In an effort to help you understand the new tax law, we have been highlighting the key parts now in effect for the 2018 tax year.

As we explained last week, the threshold to itemize has been raised as a result of the increase in the standard deduction to $12,000 for individuals and $24,000 for married couples filing jointly. Plus, those over age 65 are eligible for an additional $1,250. This change will significantly lower the number of tax filers who are able to itemize since the standard deduction is now higher and new caps are in place that reduce the amount of itemized deductions you are able to claim. Here are the five biggies:

1. There is now a $10,000 cap on state/local income taxes AND real estate taxes. So, if you happen to live in an area/house where you pay a lot of real estate taxes, you could reach the cap before you even add anything paid to the state or local governments, if you are employed.

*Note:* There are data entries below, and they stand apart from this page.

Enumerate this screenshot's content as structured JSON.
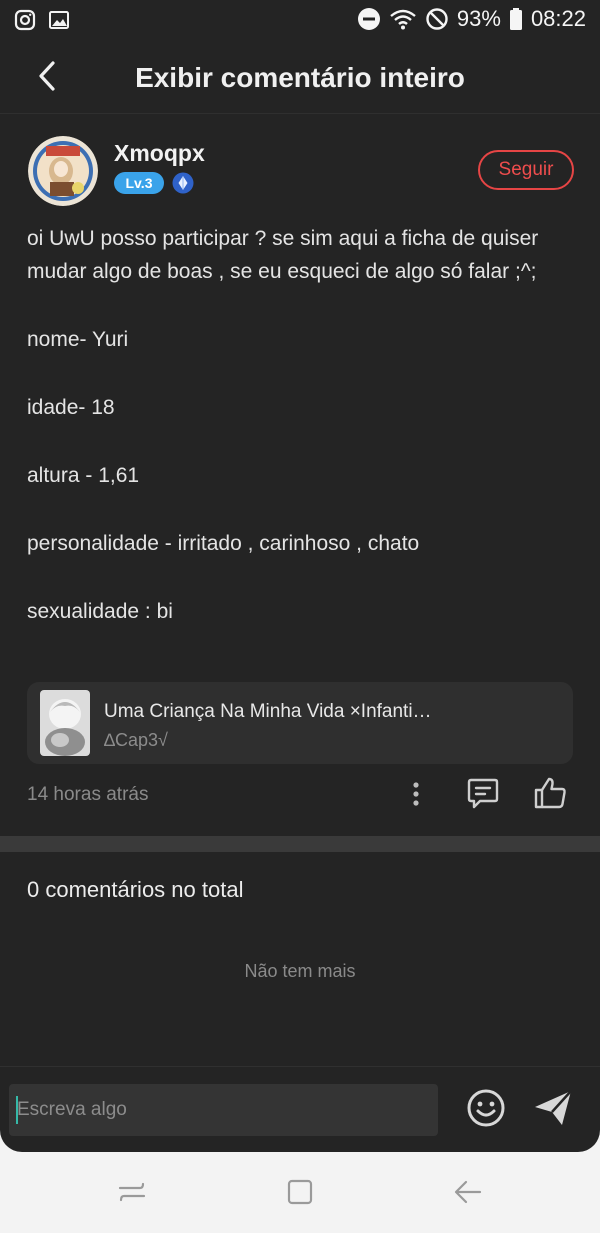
{
  "status_bar": {
    "battery": "93%",
    "time": "08:22",
    "icons": [
      "instagram-icon",
      "gallery-icon",
      "dnd-icon",
      "wifi-icon",
      "no-signal-icon",
      "battery-icon"
    ]
  },
  "header": {
    "title": "Exibir comentário inteiro",
    "back_icon": "back-arrow-icon"
  },
  "author": {
    "name": "Xmoqpx",
    "level": "Lv.3",
    "follow_label": "Seguir"
  },
  "comment": {
    "paragraphs": [
      "oi UwU posso participar ? se sim aqui a ficha de quiser mudar algo de boas , se eu esqueci de algo só falar ;^;",
      "nome- Yuri",
      "idade- 18",
      "altura - 1,61",
      "personalidade - irritado , carinhoso , chato",
      "sexualidade : bi"
    ]
  },
  "linked_story": {
    "title": "Uma Criança Na Minha Vida ×Infanti…",
    "subtitle": "∆Cap3√"
  },
  "meta": {
    "timestamp": "14 horas atrás"
  },
  "replies": {
    "total_label": "0 comentários no total",
    "empty_label": "Não tem mais"
  },
  "composer": {
    "placeholder": "Escreva algo"
  },
  "colors": {
    "background": "#242424",
    "accent_red": "#e64545",
    "level_blue": "#3aa3ea",
    "caret_teal": "#36b9a8"
  }
}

2. You are still able to deduct mortgage interest to a maximum of $750,000 of home indebtedness. This is down from a maximum of one million dollars. Second homes are still included. For existing mortgages you are grandfathered under the old law for existing mortgages. Also, deductibility for home equity loans is eliminated if not used to acquire, build, or substantially improve your primary residence.
3. Charitable contributions are now limited to 60% of your adjusted gross income, up from 50% under the old law.
4. The medical expense deduction is temporarily expanded to using 7.5% of AGI, not 10% for anyone under age 65. If you are over 65, there is no change.
5. Finally, as we have written about before, tax preparation and investment advisory fees are no longer deductible.